"I Feel Like a Different Person"

Thursday, March 12, 2009

By Wray Herbert

Who hasn’t spoken those words at one time or another? Usually when our mood lifts dramatically—following an illness or personal travail, for whatever reason—we feel not just upbeat but fundamentally different. We have a “new outlook on life.”

But what exactly is changing during these transformative emotional experiences? And what does it say about who we are? Does our thinking change? Our personality? Core values? We think of our identity as something stable and enduring, but how much of our “self” is subject to the vagaries of our moods?

Scientists have long been interested in the interplay of emotions and identity, and some have recently zeroed in on cultural identity. One’s heritage would seem to be especially stable and impervious to change, simply because it’s been passed down through generation after generation and is deeply ingrained in the collective psyche. But how deeply, exactly?

Psychologist Claire Ashton-James of the University of British Columbia decided to explore this intriguing question in the laboratory, to see if even something as potent as culture might be tied to normal mood swings. She recruited international students hailing from Germany, Ireland, England, Taiwan, Korea, China and Japan for a series of experiments. European cultures are known to value independence and individuality, whereas Asian cultures prize community and harmony. This fundamental East-West cultural difference is well established, and so offered Ashton-James an ideal test.

She guessed that people in an upbeat mood would be more exploratory and daring in attitude—and therefore more apt to break from cultural stereotype. That is, Asians would act more independent than usual, and Europeans would act more communitarian. Dispirited people of all cultures would be more cautious—and stick closer to cultural expectations.

She had to fool around with people’s moods to test this idea, and she did this in a variety of ingenious ways. In one study, for example, she played some upbeat Mozart on the stereo to lift the volunteers moods, or some Rachmaninov to bring them down. In another study she had the volunteers hold pens in their mouths: Some held the pen with their teeth, which basically forces the face into a smile, which improves mood. Others held the pen with their lips, forcing a frown. The idea here was to unconsciously raise or lower mood.

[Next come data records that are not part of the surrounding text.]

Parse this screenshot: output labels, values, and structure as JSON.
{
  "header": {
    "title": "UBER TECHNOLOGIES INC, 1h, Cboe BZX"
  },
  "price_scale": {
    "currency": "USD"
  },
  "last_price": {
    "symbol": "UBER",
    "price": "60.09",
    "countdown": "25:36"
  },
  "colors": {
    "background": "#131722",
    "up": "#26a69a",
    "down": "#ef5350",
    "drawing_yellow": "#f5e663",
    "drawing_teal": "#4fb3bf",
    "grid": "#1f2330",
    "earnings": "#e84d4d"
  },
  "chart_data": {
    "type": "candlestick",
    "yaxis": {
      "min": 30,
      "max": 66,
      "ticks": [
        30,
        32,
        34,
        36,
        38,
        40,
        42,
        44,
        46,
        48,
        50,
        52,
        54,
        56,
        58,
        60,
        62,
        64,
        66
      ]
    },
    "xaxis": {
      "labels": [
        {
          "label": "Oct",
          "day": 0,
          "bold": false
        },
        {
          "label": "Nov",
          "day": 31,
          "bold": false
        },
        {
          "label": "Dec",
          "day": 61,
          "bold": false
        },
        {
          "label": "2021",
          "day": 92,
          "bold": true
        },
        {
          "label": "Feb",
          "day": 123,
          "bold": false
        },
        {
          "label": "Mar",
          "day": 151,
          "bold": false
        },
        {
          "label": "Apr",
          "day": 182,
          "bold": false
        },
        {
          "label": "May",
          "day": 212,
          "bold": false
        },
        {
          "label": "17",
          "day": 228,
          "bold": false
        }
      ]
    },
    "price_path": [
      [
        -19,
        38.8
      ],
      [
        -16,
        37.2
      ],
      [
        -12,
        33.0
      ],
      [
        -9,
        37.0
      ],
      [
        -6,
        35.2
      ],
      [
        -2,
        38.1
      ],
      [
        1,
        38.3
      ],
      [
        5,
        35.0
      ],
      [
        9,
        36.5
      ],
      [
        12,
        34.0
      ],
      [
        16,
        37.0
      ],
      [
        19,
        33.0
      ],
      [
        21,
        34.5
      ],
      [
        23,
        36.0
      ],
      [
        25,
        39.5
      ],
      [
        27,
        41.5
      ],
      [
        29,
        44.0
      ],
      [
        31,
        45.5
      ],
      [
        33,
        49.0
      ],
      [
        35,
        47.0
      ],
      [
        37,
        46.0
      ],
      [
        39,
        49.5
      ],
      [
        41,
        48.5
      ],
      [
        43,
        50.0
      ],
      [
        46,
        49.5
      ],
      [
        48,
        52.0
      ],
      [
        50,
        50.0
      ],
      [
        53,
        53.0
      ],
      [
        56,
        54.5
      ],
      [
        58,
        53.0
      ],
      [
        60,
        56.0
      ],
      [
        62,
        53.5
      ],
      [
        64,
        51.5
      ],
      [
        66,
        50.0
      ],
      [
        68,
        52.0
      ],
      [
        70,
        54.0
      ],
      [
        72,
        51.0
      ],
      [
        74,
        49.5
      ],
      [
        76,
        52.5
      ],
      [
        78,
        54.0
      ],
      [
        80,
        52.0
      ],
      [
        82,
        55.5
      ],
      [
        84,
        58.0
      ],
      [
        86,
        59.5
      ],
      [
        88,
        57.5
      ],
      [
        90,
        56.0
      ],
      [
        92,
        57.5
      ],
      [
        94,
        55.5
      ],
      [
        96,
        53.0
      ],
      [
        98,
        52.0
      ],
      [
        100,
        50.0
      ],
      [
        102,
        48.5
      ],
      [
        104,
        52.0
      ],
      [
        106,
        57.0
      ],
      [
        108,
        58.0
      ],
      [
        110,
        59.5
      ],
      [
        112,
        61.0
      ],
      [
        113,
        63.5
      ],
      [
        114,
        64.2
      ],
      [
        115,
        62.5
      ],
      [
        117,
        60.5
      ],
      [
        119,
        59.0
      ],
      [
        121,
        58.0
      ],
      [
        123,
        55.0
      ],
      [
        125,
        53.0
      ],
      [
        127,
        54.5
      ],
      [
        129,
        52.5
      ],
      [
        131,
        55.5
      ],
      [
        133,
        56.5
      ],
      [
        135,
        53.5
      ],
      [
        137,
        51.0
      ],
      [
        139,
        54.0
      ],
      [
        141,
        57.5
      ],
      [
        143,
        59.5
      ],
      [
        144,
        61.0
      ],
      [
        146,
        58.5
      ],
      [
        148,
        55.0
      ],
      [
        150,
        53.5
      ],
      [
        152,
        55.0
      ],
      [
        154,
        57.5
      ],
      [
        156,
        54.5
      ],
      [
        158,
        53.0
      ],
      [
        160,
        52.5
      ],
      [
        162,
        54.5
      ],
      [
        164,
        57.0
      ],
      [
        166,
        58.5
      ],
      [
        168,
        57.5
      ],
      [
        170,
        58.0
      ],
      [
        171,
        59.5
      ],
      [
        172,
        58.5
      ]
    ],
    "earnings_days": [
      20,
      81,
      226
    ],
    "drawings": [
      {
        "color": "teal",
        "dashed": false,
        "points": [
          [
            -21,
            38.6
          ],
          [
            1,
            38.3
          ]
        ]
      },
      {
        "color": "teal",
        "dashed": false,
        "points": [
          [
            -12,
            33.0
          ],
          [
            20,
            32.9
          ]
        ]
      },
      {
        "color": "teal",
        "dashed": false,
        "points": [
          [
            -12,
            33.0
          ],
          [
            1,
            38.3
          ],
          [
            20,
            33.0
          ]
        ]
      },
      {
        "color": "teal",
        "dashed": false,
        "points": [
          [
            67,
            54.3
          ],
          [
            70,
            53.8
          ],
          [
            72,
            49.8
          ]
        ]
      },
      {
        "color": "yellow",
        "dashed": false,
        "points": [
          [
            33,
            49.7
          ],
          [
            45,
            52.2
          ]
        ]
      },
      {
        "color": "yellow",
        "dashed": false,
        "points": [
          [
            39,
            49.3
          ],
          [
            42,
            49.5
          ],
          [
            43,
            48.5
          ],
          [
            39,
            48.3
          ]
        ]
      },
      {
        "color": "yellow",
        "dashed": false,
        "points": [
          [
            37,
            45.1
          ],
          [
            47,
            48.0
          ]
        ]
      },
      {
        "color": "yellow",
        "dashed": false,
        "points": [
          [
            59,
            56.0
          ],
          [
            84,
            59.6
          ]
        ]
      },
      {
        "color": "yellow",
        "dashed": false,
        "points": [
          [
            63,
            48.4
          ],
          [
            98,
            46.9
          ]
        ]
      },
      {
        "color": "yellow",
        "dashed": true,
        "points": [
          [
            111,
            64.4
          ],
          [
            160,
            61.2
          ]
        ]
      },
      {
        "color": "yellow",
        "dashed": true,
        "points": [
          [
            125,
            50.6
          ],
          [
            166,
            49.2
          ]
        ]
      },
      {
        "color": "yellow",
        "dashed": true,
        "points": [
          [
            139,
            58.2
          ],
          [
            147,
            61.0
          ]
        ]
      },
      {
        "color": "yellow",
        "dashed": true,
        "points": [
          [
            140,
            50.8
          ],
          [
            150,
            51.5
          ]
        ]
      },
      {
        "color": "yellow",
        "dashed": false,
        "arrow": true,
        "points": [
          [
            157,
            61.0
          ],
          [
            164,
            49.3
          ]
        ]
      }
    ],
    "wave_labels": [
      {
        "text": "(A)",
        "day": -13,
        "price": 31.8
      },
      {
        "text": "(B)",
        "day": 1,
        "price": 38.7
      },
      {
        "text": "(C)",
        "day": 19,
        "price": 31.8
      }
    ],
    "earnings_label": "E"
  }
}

Then she gave all the volunteers a variety of tests, each designed to measure the strength of their values—either self-reliance on the one hand, or community harmony on the other. In one test, for example, she offered the volunteers a choice of five pens, four blue and one red. In keeping with cultural values, Asians typically pick from the more common blue pens in this test—to be part of the group—while Westerners usually take the one red pen. Or she asked them to think about the question “Who am I?”—and list 20 answers, much like the parlor game circulating on Facebook. She analyzed the content of all the lists to see if they reflected predominantly individualistic or predominantly group values.

No matter how she manipulated mood, and no matter how she measured cultural values, she always got the same result: Feeling good did indeed encourage the volunteers—both European and Asian—to explore values that are inconsistent with their cultural norms. And elevated mood even shaped behavior, allowing volunteers to act “out of character.” Feeling bad did the opposite: It reinforced traditional cultural stereotypes and constrained both Western and Eastern thinking about the world.
These findings, published in the March issue of the journal Psychological Science, suggest that emotions may serve an important social purpose. Positive feelings may send a signal that it’s safe to broaden one’s view of the world—and to explore novel notions of one’s self. Negative feelings may do the opposite: They may send a signal that it’s time to circle the wagons and stick with the “tried and true.” But the findings also suggest that the “self” may not be as robust and static as we like to believe. Indeed the self may be dynamic, constructed again and again from one’s situation, heritage and mood.


For more insights into the quirks of human nature, visit the “We’re Only Human” blog at www.psychologicalscience.org/onlyhuman. Excerpts from the blog also appear regularly in the magazine Scientific American Mind and at www.sciam.com.


posted by Wray Herbert @ 3:23 PM

1 Comments:

At 10:36 PM , Blogger Greg said...

"Indeed the self may be dynamic, constructed again and again from one’s situation, heritage and mood."

Beautiful summation, Wray, and it accords perfectly with my own intuitive sense of self and how it constantly re-orients and reconstructs itself.